Theresa Strohhammer

Doctoral candidate at University of Milan

About me

I have an academic background in biotechnology and microbiology. In 2019, I completed my Bachelor’s degree in Biotechnical Processing at FH Wiener Neustadt Campus Tulln. Following that, I pursued a Master’s degree in Molecular Microbiology, Microbial Ecology, and Immunology at the University of Vienna, specializing in Microbial Ecology, which I completed in 2022. During my thesis internship, I focused on screening for antibiotic-resistant bacteria (ARB) and antibiotic-resistant genes (ARG) in anthropogenically impacted water resources, aiming to address the critical concern of spreading antibiotic resistance. Alongside my studies, I developed a strong interest in science communication and journalism and gained practical experience as a tutor.

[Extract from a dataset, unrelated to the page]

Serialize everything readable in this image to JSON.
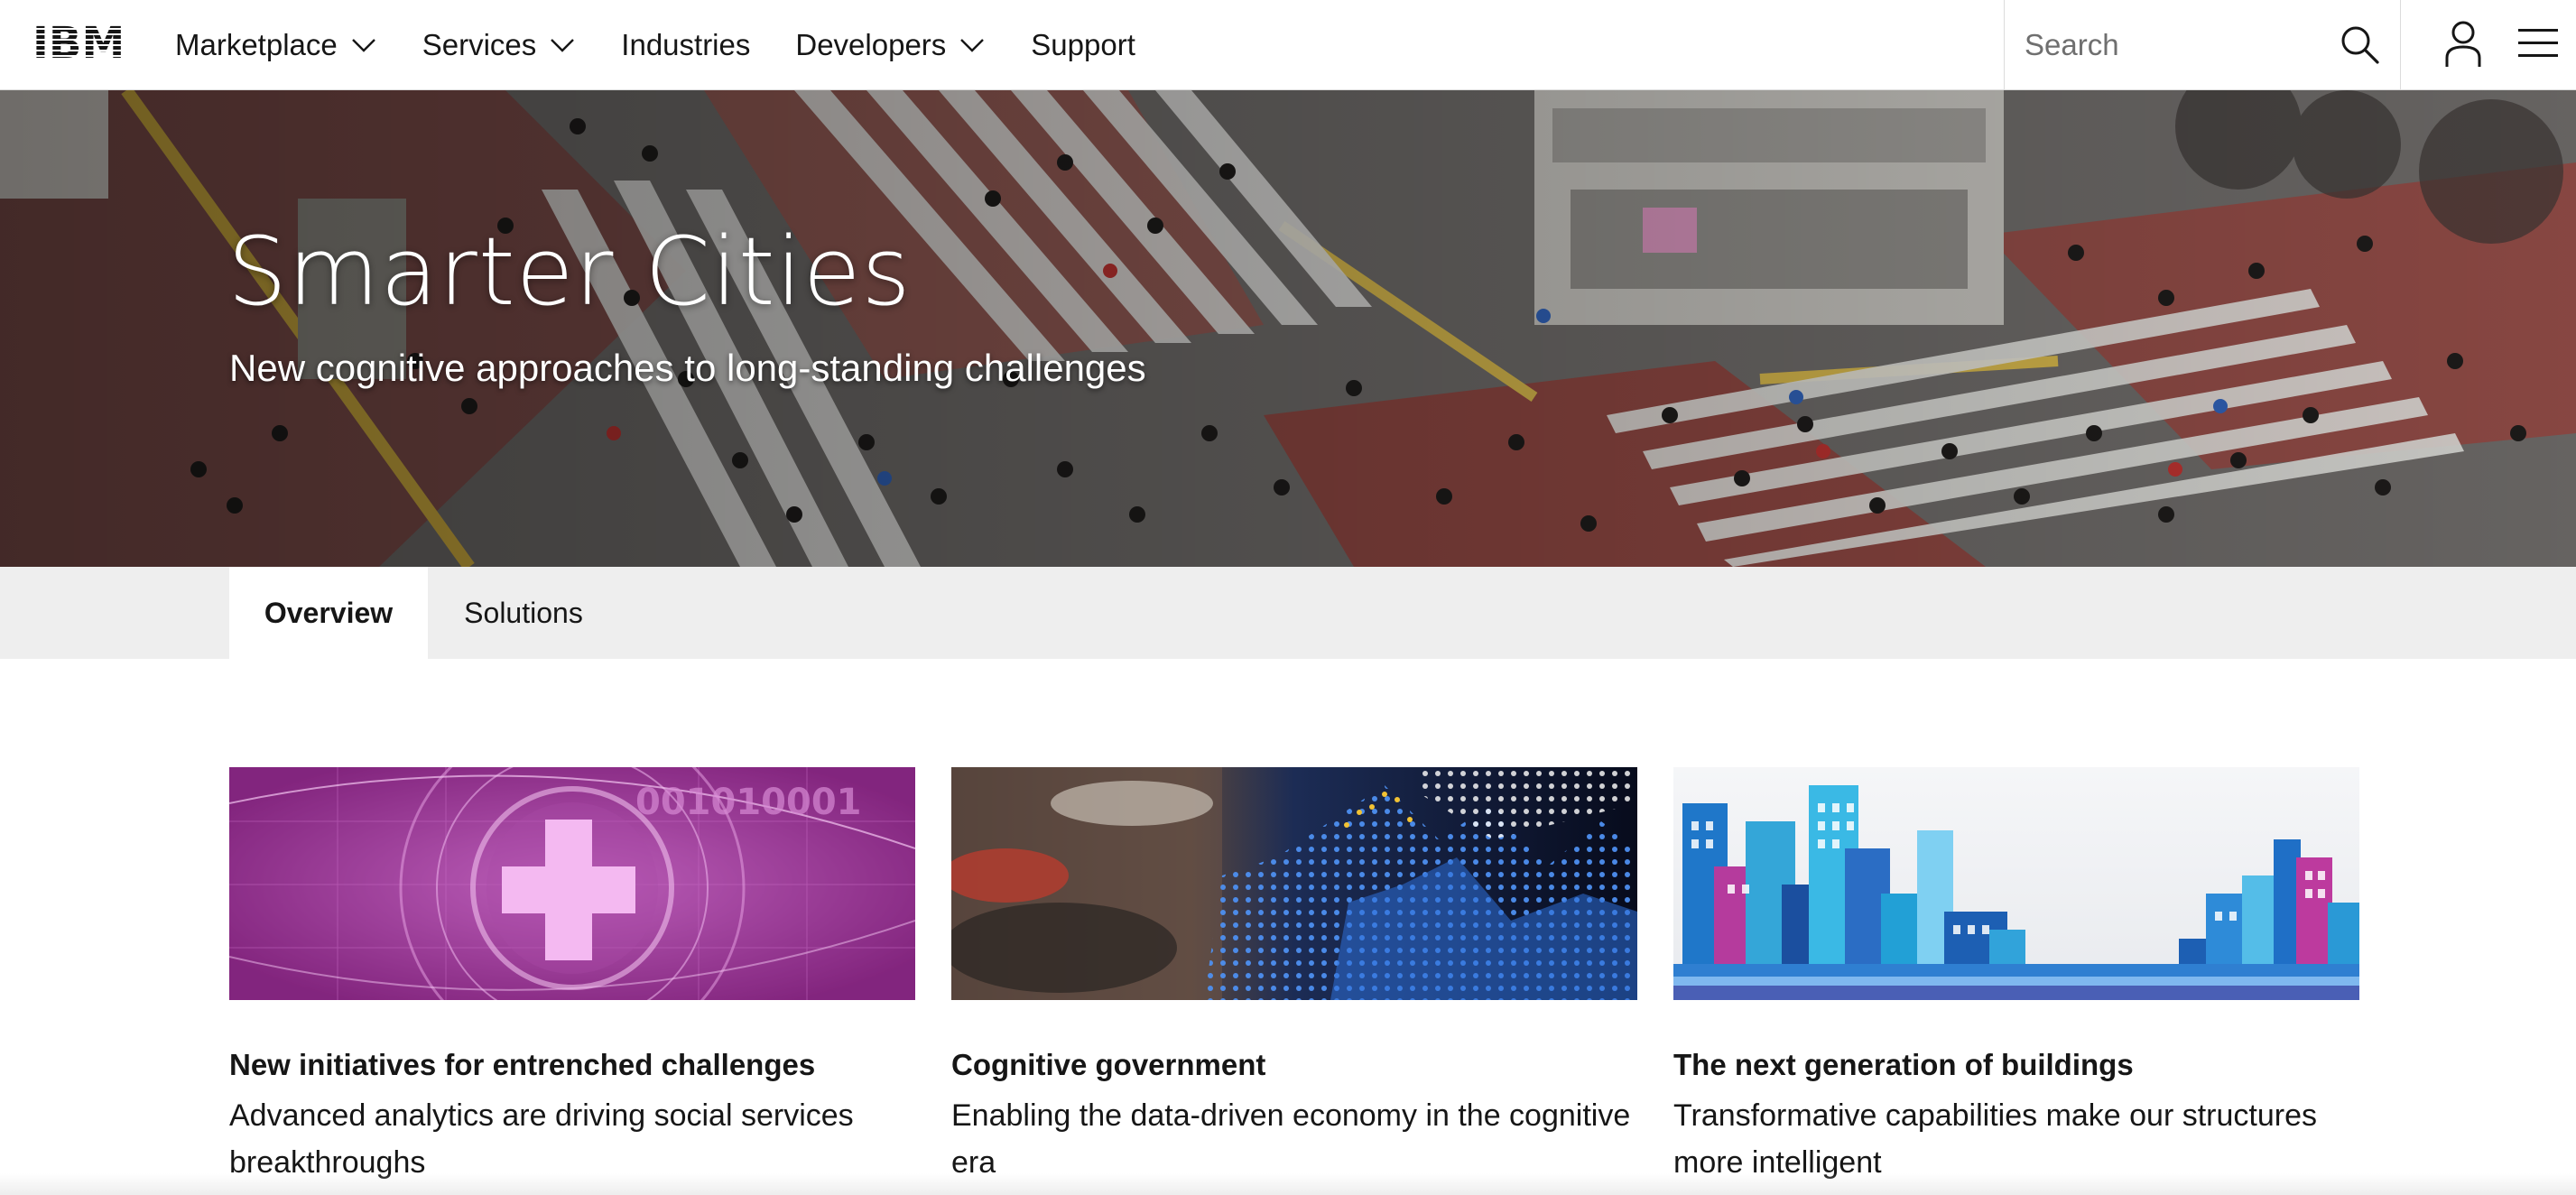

I expect to build a strong interdisciplinary network around the European Union during my PhD program and to be challenged to make a meaningful contribution to the BREAKthrough project. Furthermore, I am looking forward to deepening my knowledge of Molecular Biology and understanding the underlying mechanisms of antibiotic resistance in gram-negative bacteria.

About my project
DC05: LPS export through peptidoglycan as novel target for OM destabilisation

Antimicrobial resistance, which is caused by multi-drug-resistant bacterial pathogens is a global health emergency. Gram-negative bacteria notably hinder effective treatment because of their impermeable outer membrane (OM). Lipopolysaccharide (LPS) the major component of OM outer leaflet is the key determinant of the OM barrier properties. Consequently, many standard-of-care antibiotics cannot access intracellular targets in Gram-negative species. The objective of the BREAKthrough project is to destabilize the OM to make Gram-negative bacteria sensitive to these antibiotics. In this context, this doctoral project will characterize non-essential envelope proteins whose function becomes essential when LPS biogenesis is compromised, or the OM outer leaflet is disrupted. This project is expected to generate knowledge on new ways to impair cell envelope stability to be used to identify potentiators that can act in combination with standard-of-care antibiotics.